Even when the criminal lawyer does a good job of minimizing the crime and the penalties, if he does not inquire as to the immigration status of his client, the disposition will be a ticking time bomb. The immigration damage, usually permanent, often outweighs the criminal penalties the client will face. In these cases, the strategy should be directed primarily to avoiding the immigration consequences. In the last 20 years the number of non-citizens deported on criminal grounds has increased more than 36 times.

The immigration authorities are frequent visitors of jails and prisons, placing immigration holds on anyone who appears deportable. Even a traffic stop can bring someone to their attention. All immigration applications will trigger a criminal history check. The immigration officials at airports or any ports of entry have access to the NCIC (the immigration databases and criminal state/federal databases). Thus, many people who have never had problems traveling before are now being arrested at the airport, returning from abroad, and placed in removal proceedings.

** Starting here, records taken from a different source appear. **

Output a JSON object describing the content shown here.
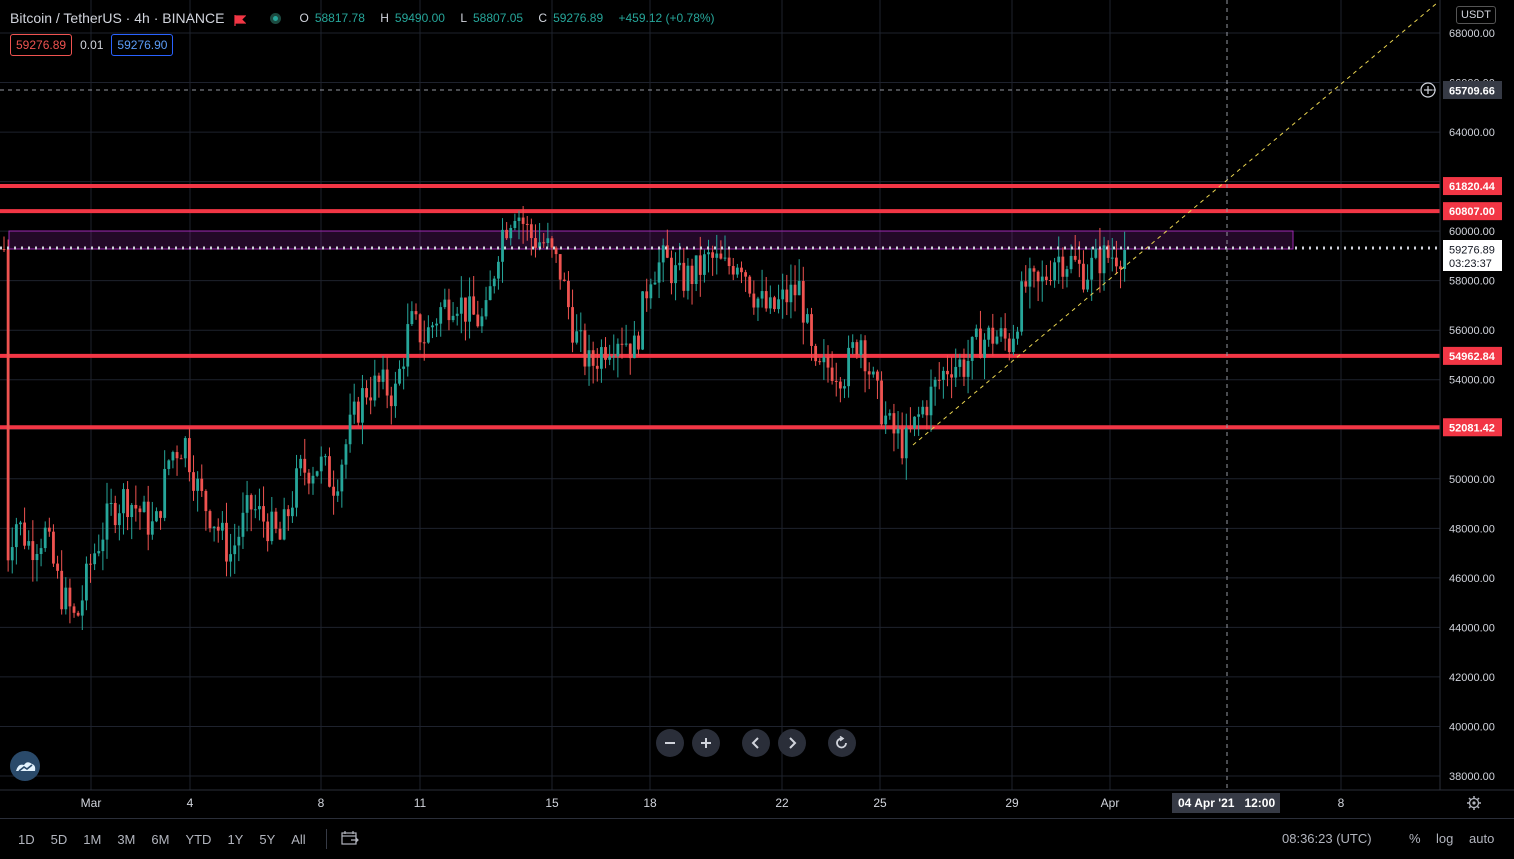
{
  "header": {
    "symbol": "Bitcoin / TetherUS · 4h · BINANCE",
    "o_label": "O",
    "o_value": "58817.78",
    "h_label": "H",
    "h_value": "59490.00",
    "l_label": "L",
    "l_value": "58807.05",
    "c_label": "C",
    "c_value": "59276.89",
    "change": "+459.12 (+0.78%)"
  },
  "trade": {
    "sell_price": "59276.89",
    "quantity": "0.01",
    "buy_price": "59276.90"
  },
  "currency": "USDT",
  "axis": {
    "y_ticks": [
      "68000.00",
      "66000.00",
      "64000.00",
      "62000.00",
      "60000.00",
      "58000.00",
      "56000.00",
      "54000.00",
      "52000.00",
      "50000.00",
      "48000.00",
      "46000.00",
      "44000.00",
      "42000.00",
      "40000.00",
      "38000.00"
    ],
    "x_ticks": [
      "Mar",
      "4",
      "8",
      "11",
      "15",
      "18",
      "22",
      "25",
      "29",
      "Apr",
      "8"
    ],
    "crosshair_time": "04 Apr '21   12:00",
    "crosshair_price": "65709.66",
    "last_price": "59276.89",
    "countdown": "03:23:37"
  },
  "levels": [
    "61820.44",
    "60807.00",
    "54962.84",
    "52081.42"
  ],
  "colors": {
    "up": "#26a69a",
    "down": "#ef5350",
    "level": "#f23645",
    "zone": "#9c27b0",
    "trend": "#e8d34f",
    "bg": "#000000"
  },
  "bottom": {
    "ranges": [
      "1D",
      "5D",
      "1M",
      "3M",
      "6M",
      "YTD",
      "1Y",
      "5Y",
      "All"
    ],
    "clock": "08:36:23 (UTC)",
    "percent": "%",
    "log": "log",
    "auto": "auto"
  },
  "chart_data": {
    "type": "candlestick",
    "ylim": [
      37500,
      69000
    ],
    "series_up_color": "#26a69a",
    "series_down_color": "#ef5350",
    "anchors": [
      {
        "x": 5,
        "price": 46500
      },
      {
        "x": 15,
        "price": 48400
      },
      {
        "x": 30,
        "price": 47300
      },
      {
        "x": 45,
        "price": 47800
      },
      {
        "x": 60,
        "price": 45500
      },
      {
        "x": 76,
        "price": 44200
      },
      {
        "x": 92,
        "price": 46800
      },
      {
        "x": 110,
        "price": 48600
      },
      {
        "x": 125,
        "price": 49300
      },
      {
        "x": 140,
        "price": 48700
      },
      {
        "x": 155,
        "price": 47900
      },
      {
        "x": 170,
        "price": 51000
      },
      {
        "x": 185,
        "price": 51500
      },
      {
        "x": 200,
        "price": 49300
      },
      {
        "x": 215,
        "price": 48300
      },
      {
        "x": 230,
        "price": 46900
      },
      {
        "x": 250,
        "price": 48900
      },
      {
        "x": 265,
        "price": 48300
      },
      {
        "x": 280,
        "price": 47500
      },
      {
        "x": 300,
        "price": 50300
      },
      {
        "x": 320,
        "price": 50600
      },
      {
        "x": 335,
        "price": 49800
      },
      {
        "x": 350,
        "price": 52000
      },
      {
        "x": 365,
        "price": 53600
      },
      {
        "x": 380,
        "price": 53800
      },
      {
        "x": 395,
        "price": 53400
      },
      {
        "x": 410,
        "price": 56300
      },
      {
        "x": 425,
        "price": 55700
      },
      {
        "x": 440,
        "price": 56800
      },
      {
        "x": 455,
        "price": 57400
      },
      {
        "x": 470,
        "price": 56600
      },
      {
        "x": 485,
        "price": 56300
      },
      {
        "x": 500,
        "price": 59800
      },
      {
        "x": 515,
        "price": 61000
      },
      {
        "x": 530,
        "price": 59800
      },
      {
        "x": 545,
        "price": 59500
      },
      {
        "x": 560,
        "price": 58400
      },
      {
        "x": 575,
        "price": 55800
      },
      {
        "x": 590,
        "price": 54500
      },
      {
        "x": 605,
        "price": 55400
      },
      {
        "x": 620,
        "price": 55900
      },
      {
        "x": 635,
        "price": 55200
      },
      {
        "x": 650,
        "price": 58400
      },
      {
        "x": 665,
        "price": 58800
      },
      {
        "x": 680,
        "price": 58000
      },
      {
        "x": 695,
        "price": 58300
      },
      {
        "x": 710,
        "price": 58900
      },
      {
        "x": 725,
        "price": 58500
      },
      {
        "x": 740,
        "price": 59000
      },
      {
        "x": 755,
        "price": 57400
      },
      {
        "x": 770,
        "price": 56700
      },
      {
        "x": 785,
        "price": 57300
      },
      {
        "x": 800,
        "price": 57700
      },
      {
        "x": 815,
        "price": 54100
      },
      {
        "x": 830,
        "price": 54600
      },
      {
        "x": 845,
        "price": 54300
      },
      {
        "x": 860,
        "price": 55900
      },
      {
        "x": 875,
        "price": 53500
      },
      {
        "x": 890,
        "price": 52000
      },
      {
        "x": 905,
        "price": 51300
      },
      {
        "x": 920,
        "price": 52600
      },
      {
        "x": 935,
        "price": 53700
      },
      {
        "x": 950,
        "price": 54700
      },
      {
        "x": 965,
        "price": 54600
      },
      {
        "x": 980,
        "price": 55600
      },
      {
        "x": 995,
        "price": 55800
      },
      {
        "x": 1010,
        "price": 55500
      },
      {
        "x": 1025,
        "price": 57800
      },
      {
        "x": 1040,
        "price": 57700
      },
      {
        "x": 1055,
        "price": 59000
      },
      {
        "x": 1070,
        "price": 58800
      },
      {
        "x": 1085,
        "price": 58300
      },
      {
        "x": 1100,
        "price": 58900
      },
      {
        "x": 1110,
        "price": 59000
      },
      {
        "x": 1125,
        "price": 59277
      }
    ]
  }
}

Most non-citizen defendants with criminal convictions are placed in mandatory immigration detention, without possibility of bond. For those convicted of an offense considered an “aggravated felony,” deportation is mandatory, no possibility of release on bond and is barred from nearly all forms of relief.

I am working on a case in which the defendant had pled guilty to a drug trafficking charge for the low term sentence but as I just articulated above, this is the worst charge that her public defender could have negotiated for her. It is an aggravated felony offense coupled with the underlying charge of drug sales making it nearly impossible to keep her here in the United States.

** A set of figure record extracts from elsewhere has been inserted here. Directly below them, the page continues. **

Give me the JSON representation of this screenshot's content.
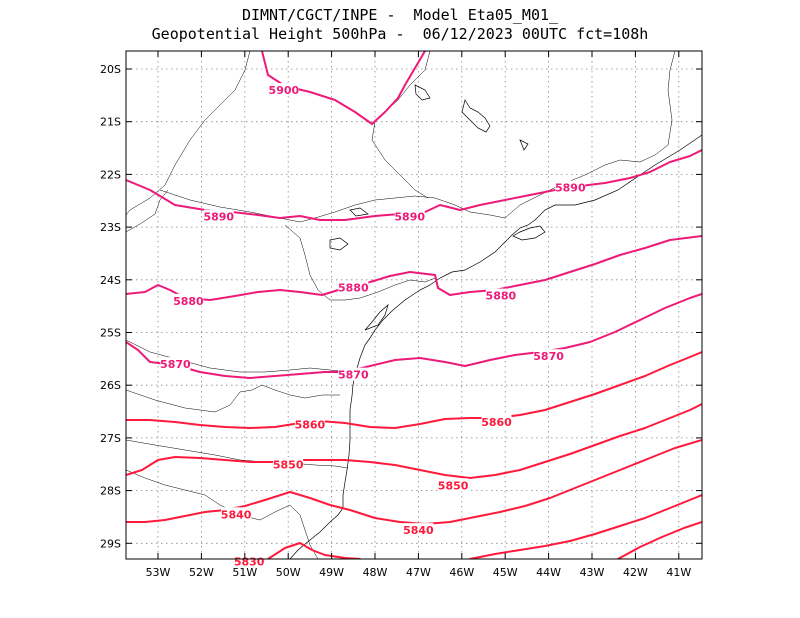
{
  "header": {
    "line1": "DIMNT/CGCT/INPE -  Model Eta05_M01_",
    "line2": "Geopotential Height 500hPa -  06/12/2023 00UTC fct=108h"
  },
  "axes": {
    "lon_ticks": [
      "53W",
      "52W",
      "51W",
      "50W",
      "49W",
      "48W",
      "47W",
      "46W",
      "45W",
      "44W",
      "43W",
      "42W",
      "41W"
    ],
    "lat_ticks": [
      "20S",
      "21S",
      "22S",
      "23S",
      "24S",
      "25S",
      "26S",
      "27S",
      "28S",
      "29S"
    ]
  },
  "colors": {
    "contour_low": "#ff1a3c",
    "contour_high": "#ee1a78",
    "coast": "#000000",
    "grid": "#888888"
  },
  "chart_data": {
    "type": "contour",
    "variable": "Geopotential Height 500hPa",
    "contour_levels": [
      5830,
      5840,
      5850,
      5860,
      5870,
      5880,
      5890,
      5900
    ],
    "contour_labels": [
      {
        "level": "5900",
        "lon": -50.1,
        "lat": -20.4
      },
      {
        "level": "5890",
        "lon": -51.6,
        "lat": -22.8
      },
      {
        "level": "5890",
        "lon": -47.2,
        "lat": -22.8
      },
      {
        "level": "5890",
        "lon": -43.5,
        "lat": -22.25
      },
      {
        "level": "5880",
        "lon": -52.3,
        "lat": -24.4
      },
      {
        "level": "5880",
        "lon": -48.5,
        "lat": -24.15
      },
      {
        "level": "5880",
        "lon": -45.1,
        "lat": -24.3
      },
      {
        "level": "5870",
        "lon": -52.6,
        "lat": -25.6
      },
      {
        "level": "5870",
        "lon": -48.5,
        "lat": -25.8
      },
      {
        "level": "5870",
        "lon": -44.0,
        "lat": -25.45
      },
      {
        "level": "5860",
        "lon": -49.5,
        "lat": -26.75
      },
      {
        "level": "5860",
        "lon": -45.2,
        "lat": -26.7
      },
      {
        "level": "5850",
        "lon": -50.0,
        "lat": -27.5
      },
      {
        "level": "5850",
        "lon": -46.2,
        "lat": -27.9
      },
      {
        "level": "5840",
        "lon": -51.2,
        "lat": -28.45
      },
      {
        "level": "5840",
        "lon": -47.0,
        "lat": -28.75
      },
      {
        "level": "5830",
        "lon": -50.9,
        "lat": -29.35
      }
    ]
  }
}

However, there is a remedy, albeit, it will be an uphill battle. This remedy is to file a motion to withdraw and vacate the guilty plea due to ineffective counsel and/or lack of being advised by the attorney, the judge and in writing that she will be deported. The standard for ineffective counsel is what is “reasonable under prevailing professional norms.” Strickland v. Washington (1984) 466 U. S. 668.

People v. Soriano (1987) 194 Cal.App.3d 1470, requires “informed decisions…reached after meaningful consultation” concerning immigration consequences. The Soriano and Bautista cases define what is considered “adequate advice.” In Soriano, advising a defendant that a plea “might” have immigration consequences is not adequate effort. If a defendant is advised that he “would” be deported for a plea to an “aggravated felony” but other immigration consequences such as permanent banishment and alternative dispositions were not discussed would still be unacceptable.

In vacating the conviction, the defendant must also show prejudice. The defendant would never have entered this plea if properly advised concerning the immigration consequences of the conviction. If proper advice had been given, the defendant would presumably have inquired of court or counsel about the consequence of the plea and upon discovering, would have refused to enter the plea bargain.

While this article is not meant to cover all the issues, as a general rule of thumb, you will be involved in the deportation process, if you plead (1) to a charge involving drugs or firearms; (2) crimes of moral turpitude like domestic violence; (3) aggravated felonies like possession of drugs for the purpose of sales (4) any felony which you are sentenced to more than 364 days.

As a practical matter, recent case laws open up to scrutiny virtually all pleas entered by non-citizens which triggers immigration consequences. The remedy will be to set aside the plea and conviction and litigate the matter anew. However, this remedy is very costly and difficult. It is best to invest in a good lawyer that will know the nuts and bolts of both the criminal and immigration system up front instead of later.